Очень скоро они уже пьяно хохотали, рассуждая в полный голос, вернётся ли за мной мать. От бессильной обиды я хотел выдернуть из-под кого-нибудь стул, чтобы, разливая вонючую водку и роняя закуску, обидчик с грохотом приземлился на пол.
С каждой рюмкой люди вокруг всё больше походили на свиней. Еда падала из их оскаленных ртов, кожа блестела от жира и пота, а в масляных глазах было не найти живой мысли, только пьяный угар и дешёвое веселье.
— Кушай, Пашка! Чего не ешь? Не чужой же! — хмурилась какая-то плосколицая бабка, подкладывая мне в тарелку плавающего в жёлтом майонезе оливье. Я брезгливо морщился, отодвигая тарелку подальше.

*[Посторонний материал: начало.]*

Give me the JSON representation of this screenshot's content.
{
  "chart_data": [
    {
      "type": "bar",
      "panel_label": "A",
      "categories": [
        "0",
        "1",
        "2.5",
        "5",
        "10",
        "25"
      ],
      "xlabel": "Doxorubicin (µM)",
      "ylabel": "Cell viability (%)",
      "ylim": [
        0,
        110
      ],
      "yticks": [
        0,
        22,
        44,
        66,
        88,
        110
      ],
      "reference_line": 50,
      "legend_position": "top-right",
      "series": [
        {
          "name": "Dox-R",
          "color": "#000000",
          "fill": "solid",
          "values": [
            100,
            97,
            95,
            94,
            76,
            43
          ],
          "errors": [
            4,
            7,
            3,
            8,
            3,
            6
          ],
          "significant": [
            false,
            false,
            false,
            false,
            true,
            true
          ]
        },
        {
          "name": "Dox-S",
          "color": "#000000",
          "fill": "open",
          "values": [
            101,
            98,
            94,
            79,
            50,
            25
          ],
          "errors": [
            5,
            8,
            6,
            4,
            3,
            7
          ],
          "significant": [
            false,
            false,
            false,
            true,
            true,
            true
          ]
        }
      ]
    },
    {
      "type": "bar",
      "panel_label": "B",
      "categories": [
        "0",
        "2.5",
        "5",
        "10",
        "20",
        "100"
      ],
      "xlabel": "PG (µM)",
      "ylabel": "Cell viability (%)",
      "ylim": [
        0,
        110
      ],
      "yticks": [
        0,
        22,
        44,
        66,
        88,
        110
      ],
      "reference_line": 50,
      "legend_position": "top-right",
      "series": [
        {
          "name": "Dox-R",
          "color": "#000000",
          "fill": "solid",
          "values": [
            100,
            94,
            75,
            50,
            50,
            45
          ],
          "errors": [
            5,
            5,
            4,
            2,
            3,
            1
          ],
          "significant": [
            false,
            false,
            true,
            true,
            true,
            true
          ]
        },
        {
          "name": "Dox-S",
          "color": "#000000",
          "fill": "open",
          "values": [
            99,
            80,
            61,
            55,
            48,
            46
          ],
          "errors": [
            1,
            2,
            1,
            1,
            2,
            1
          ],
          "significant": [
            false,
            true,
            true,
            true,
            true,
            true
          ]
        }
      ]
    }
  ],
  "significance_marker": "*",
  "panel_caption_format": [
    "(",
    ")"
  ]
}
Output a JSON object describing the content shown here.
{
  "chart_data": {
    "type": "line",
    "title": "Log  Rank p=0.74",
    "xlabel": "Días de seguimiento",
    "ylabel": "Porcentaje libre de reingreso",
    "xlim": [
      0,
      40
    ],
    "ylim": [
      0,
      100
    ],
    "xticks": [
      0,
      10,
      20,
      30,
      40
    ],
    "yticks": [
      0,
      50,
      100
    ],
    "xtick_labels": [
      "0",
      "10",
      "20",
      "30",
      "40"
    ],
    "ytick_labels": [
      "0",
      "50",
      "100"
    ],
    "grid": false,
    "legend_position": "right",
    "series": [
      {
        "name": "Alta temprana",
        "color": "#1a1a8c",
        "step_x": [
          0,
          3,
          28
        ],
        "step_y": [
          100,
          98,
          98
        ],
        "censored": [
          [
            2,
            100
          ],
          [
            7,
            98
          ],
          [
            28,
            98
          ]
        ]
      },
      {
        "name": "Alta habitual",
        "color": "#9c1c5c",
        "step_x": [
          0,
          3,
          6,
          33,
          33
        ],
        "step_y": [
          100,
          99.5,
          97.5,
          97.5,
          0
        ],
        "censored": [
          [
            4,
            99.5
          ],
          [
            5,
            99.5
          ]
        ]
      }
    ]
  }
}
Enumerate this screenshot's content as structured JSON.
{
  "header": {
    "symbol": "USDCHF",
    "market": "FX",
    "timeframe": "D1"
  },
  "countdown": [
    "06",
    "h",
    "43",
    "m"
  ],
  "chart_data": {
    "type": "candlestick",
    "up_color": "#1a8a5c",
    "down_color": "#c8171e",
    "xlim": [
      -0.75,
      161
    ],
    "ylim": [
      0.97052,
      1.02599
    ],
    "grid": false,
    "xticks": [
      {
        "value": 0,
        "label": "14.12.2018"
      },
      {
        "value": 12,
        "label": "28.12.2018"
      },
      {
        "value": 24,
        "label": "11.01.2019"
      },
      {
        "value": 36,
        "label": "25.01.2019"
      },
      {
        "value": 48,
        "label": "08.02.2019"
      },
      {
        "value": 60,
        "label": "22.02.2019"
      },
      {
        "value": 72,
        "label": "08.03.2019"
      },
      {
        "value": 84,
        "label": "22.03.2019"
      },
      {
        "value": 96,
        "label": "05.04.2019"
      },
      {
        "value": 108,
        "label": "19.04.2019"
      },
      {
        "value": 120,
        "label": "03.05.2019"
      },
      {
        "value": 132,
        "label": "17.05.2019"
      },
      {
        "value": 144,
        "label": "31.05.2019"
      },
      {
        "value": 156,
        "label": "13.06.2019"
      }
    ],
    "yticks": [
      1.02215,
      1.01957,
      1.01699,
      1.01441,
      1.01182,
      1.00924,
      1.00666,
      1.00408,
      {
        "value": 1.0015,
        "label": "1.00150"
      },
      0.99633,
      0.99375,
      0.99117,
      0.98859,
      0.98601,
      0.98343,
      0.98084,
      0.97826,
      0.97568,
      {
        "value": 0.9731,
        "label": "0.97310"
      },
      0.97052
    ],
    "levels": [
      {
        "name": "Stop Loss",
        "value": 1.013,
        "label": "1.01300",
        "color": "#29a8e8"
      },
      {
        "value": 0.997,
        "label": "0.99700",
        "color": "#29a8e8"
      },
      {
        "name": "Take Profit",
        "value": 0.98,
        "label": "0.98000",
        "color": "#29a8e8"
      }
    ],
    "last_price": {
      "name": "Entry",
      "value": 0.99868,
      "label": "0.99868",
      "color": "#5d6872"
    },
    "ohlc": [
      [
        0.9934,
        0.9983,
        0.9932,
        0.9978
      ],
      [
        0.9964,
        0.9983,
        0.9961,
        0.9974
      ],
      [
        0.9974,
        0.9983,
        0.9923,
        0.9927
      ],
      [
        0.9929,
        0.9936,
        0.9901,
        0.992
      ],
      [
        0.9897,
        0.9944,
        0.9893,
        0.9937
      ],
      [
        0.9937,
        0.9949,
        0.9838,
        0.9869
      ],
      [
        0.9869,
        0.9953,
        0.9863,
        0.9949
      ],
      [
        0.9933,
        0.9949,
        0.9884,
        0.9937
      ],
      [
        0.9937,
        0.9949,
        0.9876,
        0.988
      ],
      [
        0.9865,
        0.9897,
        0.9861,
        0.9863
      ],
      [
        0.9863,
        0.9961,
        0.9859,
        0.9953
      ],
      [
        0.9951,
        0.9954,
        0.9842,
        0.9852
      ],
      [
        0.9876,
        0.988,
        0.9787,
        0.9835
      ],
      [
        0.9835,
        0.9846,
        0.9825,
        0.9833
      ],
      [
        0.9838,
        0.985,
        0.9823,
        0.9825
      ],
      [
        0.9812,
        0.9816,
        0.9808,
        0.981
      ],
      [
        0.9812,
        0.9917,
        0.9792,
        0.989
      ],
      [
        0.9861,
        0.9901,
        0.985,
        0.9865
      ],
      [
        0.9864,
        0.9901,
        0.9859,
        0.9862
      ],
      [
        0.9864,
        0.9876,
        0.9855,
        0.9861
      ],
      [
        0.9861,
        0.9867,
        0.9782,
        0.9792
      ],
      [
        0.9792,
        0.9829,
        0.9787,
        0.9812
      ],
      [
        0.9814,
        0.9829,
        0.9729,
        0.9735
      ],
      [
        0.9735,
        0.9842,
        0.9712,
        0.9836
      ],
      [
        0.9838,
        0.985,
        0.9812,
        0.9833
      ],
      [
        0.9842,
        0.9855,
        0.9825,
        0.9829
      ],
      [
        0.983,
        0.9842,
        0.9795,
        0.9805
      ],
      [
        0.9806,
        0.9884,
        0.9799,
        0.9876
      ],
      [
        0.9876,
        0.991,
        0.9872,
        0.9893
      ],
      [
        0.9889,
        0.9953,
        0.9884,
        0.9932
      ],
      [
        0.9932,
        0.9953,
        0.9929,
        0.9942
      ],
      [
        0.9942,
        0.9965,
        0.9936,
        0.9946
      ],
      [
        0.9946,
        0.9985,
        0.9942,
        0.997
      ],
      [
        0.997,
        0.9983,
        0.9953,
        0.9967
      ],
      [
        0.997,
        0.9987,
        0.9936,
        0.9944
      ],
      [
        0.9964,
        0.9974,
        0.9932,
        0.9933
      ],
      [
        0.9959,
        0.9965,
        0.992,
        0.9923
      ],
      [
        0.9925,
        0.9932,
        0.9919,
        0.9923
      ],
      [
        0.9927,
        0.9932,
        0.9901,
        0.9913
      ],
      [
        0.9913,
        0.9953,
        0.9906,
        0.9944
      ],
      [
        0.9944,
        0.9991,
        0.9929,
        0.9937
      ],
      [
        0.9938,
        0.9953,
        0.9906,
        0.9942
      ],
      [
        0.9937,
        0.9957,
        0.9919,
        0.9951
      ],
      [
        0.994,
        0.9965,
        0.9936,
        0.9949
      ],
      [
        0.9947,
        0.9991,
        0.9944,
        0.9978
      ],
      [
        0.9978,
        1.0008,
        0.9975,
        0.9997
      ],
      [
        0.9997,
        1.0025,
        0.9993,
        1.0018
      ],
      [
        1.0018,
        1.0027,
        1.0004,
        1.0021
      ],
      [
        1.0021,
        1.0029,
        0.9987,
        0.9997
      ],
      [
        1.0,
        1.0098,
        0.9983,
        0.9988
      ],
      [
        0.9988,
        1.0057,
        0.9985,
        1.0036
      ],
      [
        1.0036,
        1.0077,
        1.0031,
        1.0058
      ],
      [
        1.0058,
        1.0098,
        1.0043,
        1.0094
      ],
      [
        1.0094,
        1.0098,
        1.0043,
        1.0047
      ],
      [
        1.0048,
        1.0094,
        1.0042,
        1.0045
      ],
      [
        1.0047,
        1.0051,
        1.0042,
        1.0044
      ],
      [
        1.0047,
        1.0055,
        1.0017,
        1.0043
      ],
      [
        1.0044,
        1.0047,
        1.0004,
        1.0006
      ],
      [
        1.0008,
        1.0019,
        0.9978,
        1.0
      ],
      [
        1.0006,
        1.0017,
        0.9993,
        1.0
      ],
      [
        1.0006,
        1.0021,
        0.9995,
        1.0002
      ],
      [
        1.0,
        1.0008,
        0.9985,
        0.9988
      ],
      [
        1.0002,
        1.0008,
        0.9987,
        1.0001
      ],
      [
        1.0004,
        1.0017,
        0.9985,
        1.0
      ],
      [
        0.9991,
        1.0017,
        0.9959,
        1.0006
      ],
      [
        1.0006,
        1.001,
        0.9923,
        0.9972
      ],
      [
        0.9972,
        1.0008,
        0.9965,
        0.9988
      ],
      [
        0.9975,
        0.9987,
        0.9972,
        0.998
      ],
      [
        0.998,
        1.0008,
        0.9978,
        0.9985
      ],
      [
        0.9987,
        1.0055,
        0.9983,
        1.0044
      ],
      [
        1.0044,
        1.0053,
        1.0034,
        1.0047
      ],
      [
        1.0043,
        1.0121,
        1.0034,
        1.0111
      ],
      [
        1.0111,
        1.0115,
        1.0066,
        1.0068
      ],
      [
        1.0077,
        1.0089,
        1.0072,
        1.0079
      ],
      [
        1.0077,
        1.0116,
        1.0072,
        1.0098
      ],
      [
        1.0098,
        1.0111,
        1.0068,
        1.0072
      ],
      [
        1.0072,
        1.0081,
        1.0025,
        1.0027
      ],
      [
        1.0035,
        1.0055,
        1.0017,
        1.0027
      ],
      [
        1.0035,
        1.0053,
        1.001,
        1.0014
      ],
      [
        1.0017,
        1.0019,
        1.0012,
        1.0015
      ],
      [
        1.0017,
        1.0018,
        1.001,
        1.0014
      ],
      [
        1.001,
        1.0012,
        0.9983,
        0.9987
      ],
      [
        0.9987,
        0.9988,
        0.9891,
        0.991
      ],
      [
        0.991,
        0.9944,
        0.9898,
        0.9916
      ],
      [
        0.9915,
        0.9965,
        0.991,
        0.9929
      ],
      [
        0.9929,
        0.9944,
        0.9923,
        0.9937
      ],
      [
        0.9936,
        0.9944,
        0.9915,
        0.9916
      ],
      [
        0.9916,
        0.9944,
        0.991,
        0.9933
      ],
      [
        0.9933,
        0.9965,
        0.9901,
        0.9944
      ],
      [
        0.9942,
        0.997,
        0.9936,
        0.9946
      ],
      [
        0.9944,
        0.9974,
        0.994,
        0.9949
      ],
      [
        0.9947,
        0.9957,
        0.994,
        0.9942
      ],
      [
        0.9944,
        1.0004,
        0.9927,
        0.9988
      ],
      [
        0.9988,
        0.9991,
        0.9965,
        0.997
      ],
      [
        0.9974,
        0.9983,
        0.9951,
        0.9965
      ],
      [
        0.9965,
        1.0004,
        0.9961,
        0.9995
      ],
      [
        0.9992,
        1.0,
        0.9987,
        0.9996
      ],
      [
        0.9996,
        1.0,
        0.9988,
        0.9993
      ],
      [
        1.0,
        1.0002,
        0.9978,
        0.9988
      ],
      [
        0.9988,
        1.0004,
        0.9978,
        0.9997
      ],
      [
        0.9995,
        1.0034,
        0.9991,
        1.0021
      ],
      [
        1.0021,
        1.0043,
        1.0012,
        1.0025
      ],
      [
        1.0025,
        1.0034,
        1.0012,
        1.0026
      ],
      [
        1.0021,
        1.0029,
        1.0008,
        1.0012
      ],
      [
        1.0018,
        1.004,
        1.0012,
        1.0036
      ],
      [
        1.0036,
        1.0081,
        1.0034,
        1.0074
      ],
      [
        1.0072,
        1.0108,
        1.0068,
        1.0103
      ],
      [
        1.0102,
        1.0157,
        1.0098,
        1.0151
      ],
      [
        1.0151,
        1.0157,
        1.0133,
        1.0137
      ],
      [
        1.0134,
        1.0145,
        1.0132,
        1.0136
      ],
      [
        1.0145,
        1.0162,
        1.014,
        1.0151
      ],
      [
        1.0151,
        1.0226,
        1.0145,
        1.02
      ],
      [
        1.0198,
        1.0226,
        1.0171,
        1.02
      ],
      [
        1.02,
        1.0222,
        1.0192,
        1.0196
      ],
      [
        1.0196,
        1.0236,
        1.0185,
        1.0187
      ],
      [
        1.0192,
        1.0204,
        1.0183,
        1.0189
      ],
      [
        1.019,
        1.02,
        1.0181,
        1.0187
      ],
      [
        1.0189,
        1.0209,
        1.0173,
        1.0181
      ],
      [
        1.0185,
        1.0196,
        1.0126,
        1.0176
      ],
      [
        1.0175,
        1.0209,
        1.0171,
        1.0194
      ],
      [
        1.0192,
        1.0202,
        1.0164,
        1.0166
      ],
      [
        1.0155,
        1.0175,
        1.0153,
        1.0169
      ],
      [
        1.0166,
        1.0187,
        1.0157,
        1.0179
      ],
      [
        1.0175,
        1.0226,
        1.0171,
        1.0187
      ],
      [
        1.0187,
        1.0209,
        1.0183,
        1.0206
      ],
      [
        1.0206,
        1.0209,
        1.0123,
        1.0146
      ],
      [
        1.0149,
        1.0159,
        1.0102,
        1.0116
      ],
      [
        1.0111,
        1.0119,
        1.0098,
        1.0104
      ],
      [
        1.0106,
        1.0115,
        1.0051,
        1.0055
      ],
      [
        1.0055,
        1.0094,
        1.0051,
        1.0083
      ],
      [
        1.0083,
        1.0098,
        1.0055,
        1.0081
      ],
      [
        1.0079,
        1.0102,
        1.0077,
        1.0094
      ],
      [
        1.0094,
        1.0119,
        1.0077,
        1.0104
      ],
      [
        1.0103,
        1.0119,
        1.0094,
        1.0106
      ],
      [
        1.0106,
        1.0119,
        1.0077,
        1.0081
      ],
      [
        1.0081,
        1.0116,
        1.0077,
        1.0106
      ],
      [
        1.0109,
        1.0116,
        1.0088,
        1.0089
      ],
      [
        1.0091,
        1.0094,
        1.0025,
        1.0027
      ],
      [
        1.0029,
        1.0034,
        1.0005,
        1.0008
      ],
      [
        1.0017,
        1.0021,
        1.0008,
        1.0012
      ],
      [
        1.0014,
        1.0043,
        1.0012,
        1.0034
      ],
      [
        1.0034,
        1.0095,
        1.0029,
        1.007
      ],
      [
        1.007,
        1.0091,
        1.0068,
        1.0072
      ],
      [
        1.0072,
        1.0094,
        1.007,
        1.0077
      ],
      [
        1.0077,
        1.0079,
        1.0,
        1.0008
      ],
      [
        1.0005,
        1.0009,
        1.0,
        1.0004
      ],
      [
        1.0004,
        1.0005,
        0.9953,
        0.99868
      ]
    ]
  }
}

Мне вдруг показалось, что если у этих существ, зовущих себя людьми, кончится закуска, они возьмутся за меня, вопьются жёлтыми зубами, раздирая на куски, а утром будут удивляться, куда это я пропал? От этих мыслей в узел стянуло желудок, я опустил голову, пытаясь думать о хорошем. О маме, о нашем доме, о друзьях и о своей кошке Рулетке, которая была весьма своенравной: кусачей, царапучей и любила нападать из-за дивана. Даже по ней я сейчас скучал…
— Ну, чего нос воротишь? — с пьяной ухмылкой спросил меня один из гостей, и вдруг потянулся через стол и схватил меня за подбородок пропахшими рыбной закуской пальцами. Я дёрнулся, отталкивая руку.
Раздался звон — это на пол слетела случайно задетая рюмка.
Гости замолкли, переваривая случившиеся. А через мгновение разразились бранью. Пьяные лица исказились праведным негодованием. “Ну, это уже ни в какие ворота. Никакого уважения к взрослым! Вот оно, городское воспитание!”
Отец тяжело поднялся со своего места и, шатаясь, подошёл ко мне.
— Ну-ка извинись, паршивец! — строго сказал он, и, прежде чем я успел открыть рот, зарядил мне подзатыльник, от которого зазвенело в ушах.
От удара я едва не нырнул носом в свою тарелку с салатом. Схватив из неё горсть майонезной гущи, я со злостью швырнул её в лицо своему отцу и сразу выскочил из-за стола… точнее, попытался выскочить, потому что его тяжёлая рука в последний момент схватила меня за волосы.
— Ах, ты! — отрывая меня от земли, взревел Вадим,
— Отвали! — вопил я, колотя ногами воздух, но надеясь задеть обидчика. — Ненавижу!
Он тряхнул меня несколько раз, а потом, как какую-то букашку, отшвырнул на стоящий в углу диван.
— Я твой отец, и ты будешь старших уважать!
Кожа головы горела. От непривычной боли перед глазами плыло. Никто и никогда не прикасался ко мне даже пальцем. Гости уродливо гримасничали, что-то возмущённо крича, отец был похож на разъярённого бычару, которого посмели дёрнуть за хвост. Уважать его? Никогда! Никогда…
— Посмотрите, — крикнул кто-то из гостей, — Ему весело! …дрянь такая! Понаехали из города, никакого воспитания, никто не занимался! Мамке, небось, до фонаря было! … чего улыбается-то?